Anonymat et relation

Combien plus l’écrirait-il aujourd’hui à l’heure des smartphones, de Facebook et de Twitter ! Avec les réseaux sociaux, la relation comme telle tend à devenir une « opération envisagée sous l’angle de la technique ». Je pourrais presque parler d’une mutation anthropologique tant l’homme est un être de relation : « L’homme est sujet et relation, et la relation détermine le sujet », disait Thomas d’Aquin. Cette formule pourrait se résumer ainsi : « Dis-moi la manière dont tu vis la relation, je te dirai qui tu es. » Ainsi, la relation exprime par excellence la vérité de l’être.

Dans ce cadre, la question de l’anonymat se pose d’une manière spécifique. Elle se pose en pratique parce que l’anonymat favorise de sérieuses dérives comportementales, dans un climat d’appauvrissement, d’hystérisation et de spectacularisation du débat public et des interactions d’opinions. Mais cette question ne peut être réduite à une dimension de morale comportementale. Aucune prédication de bonne morale ne permettra de la résoudre en profondeur, car ce problème est structurel, il se niche au cœur de l’infrastructure culturelle moderne. Par ailleurs, les défauts de comportement sur les réseaux sociaux ne se réduisent pas aux anonymes.

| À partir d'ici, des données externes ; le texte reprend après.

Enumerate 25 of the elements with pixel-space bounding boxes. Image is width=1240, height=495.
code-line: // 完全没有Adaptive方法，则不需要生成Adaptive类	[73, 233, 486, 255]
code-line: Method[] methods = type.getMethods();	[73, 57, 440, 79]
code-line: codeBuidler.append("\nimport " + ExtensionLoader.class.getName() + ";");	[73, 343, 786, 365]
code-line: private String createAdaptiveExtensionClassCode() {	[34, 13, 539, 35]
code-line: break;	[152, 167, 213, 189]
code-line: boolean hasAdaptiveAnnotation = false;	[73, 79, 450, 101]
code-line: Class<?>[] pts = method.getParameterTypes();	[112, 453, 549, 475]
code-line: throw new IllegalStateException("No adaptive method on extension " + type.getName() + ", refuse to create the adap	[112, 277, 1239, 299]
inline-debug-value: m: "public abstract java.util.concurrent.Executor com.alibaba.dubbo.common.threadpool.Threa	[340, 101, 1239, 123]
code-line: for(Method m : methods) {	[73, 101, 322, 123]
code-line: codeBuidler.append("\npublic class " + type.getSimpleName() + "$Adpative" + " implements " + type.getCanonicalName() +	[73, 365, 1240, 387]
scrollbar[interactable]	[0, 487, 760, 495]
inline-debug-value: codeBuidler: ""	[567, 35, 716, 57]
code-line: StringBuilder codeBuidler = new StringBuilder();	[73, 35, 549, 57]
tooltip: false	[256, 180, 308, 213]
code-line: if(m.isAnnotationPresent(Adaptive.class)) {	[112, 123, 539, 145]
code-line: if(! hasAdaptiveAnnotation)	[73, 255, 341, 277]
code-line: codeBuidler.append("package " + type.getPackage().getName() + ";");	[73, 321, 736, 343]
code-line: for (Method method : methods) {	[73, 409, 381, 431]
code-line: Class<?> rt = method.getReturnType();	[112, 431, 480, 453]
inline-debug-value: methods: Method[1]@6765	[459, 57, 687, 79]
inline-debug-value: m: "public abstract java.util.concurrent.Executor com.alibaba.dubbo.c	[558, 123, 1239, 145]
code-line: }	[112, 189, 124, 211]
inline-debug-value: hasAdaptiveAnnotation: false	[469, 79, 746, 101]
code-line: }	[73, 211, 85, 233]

Si on laisse de côté la morale comportementale, on peut traiter plus profondément le sujet en interrogeant le lien entre l’anonymat et la vérité de la personne. Récemment, un utilisateur de Twitter a proposé cette appréciation d’Oscar Wilde : « C’est lorsqu’il parle en son nom que l’homme est le moins lui-même. Donnez-lui un masque et il vous dira la vérité. » Oscar Wilde a-t-il raison ? Probablement non, précisément parce que la vérité de la personne se situe au premier chef dans la relation ; et la relation n’est plénière que lorsqu’une personne s’exprime en son nom. Comment y aurait-il une relation sans incarnation, au minimum dans un visage et un nom ? L’anonymat crée un personnage davantage qu’il ne dit une personne.

Relation et parole

Par ailleurs, il y a un lien étroit entre la relation et la parole. Sous anonymat, la relation n’en est pas vraiment une parce que la parole porte une faible signification. En effet, selon le contexte et le lieu où elle s’exprime, la parole n’a pas la même nature, ni la même valeur, ni la même portée. Par exemple, une même personne peut parler avec outrance à midi, accoudé au zinc du bistrot avec un vieux copain, puis parler à 20h avec nuance lors d’une intervention publique. Cette personne serait-elle « vraie » à midi et « fausse » à 20h ? Cette personne sera davantage « vraie » à 20h parce que la parole prend une tout autre valeur quand elle est attachée à un lien de responsabilité.

Publiquement, la parole engage des conséquences ; elle engage ainsi pleinement la personne qui la prononce. Ce n’est pas pour cela qu’elle est moins vraie, au contraire. En effet, l’exercice de la responsabilité est une épreuve de vérité qui me révèle à moi-même et aux autres. Et c’est dans cette épreuve de vérité que la relation prend son sens et détermine l’être réel.

Si bien qu’à une personne qui se lâche sous anonymat ou en privé, je pourrais dire : « Ce n’est pas toi, ça ! » Et si cette personne fait l’expérience de la parole responsable, elle peut alors commencer à mieux savoir et dire qui elle est. En ce sens, elle sera plus libre que dans la pulsion qui la réduit à un masque, lequel n’est pas gage de vérité, au contraire de ce qu’affirme Oscar Wilde.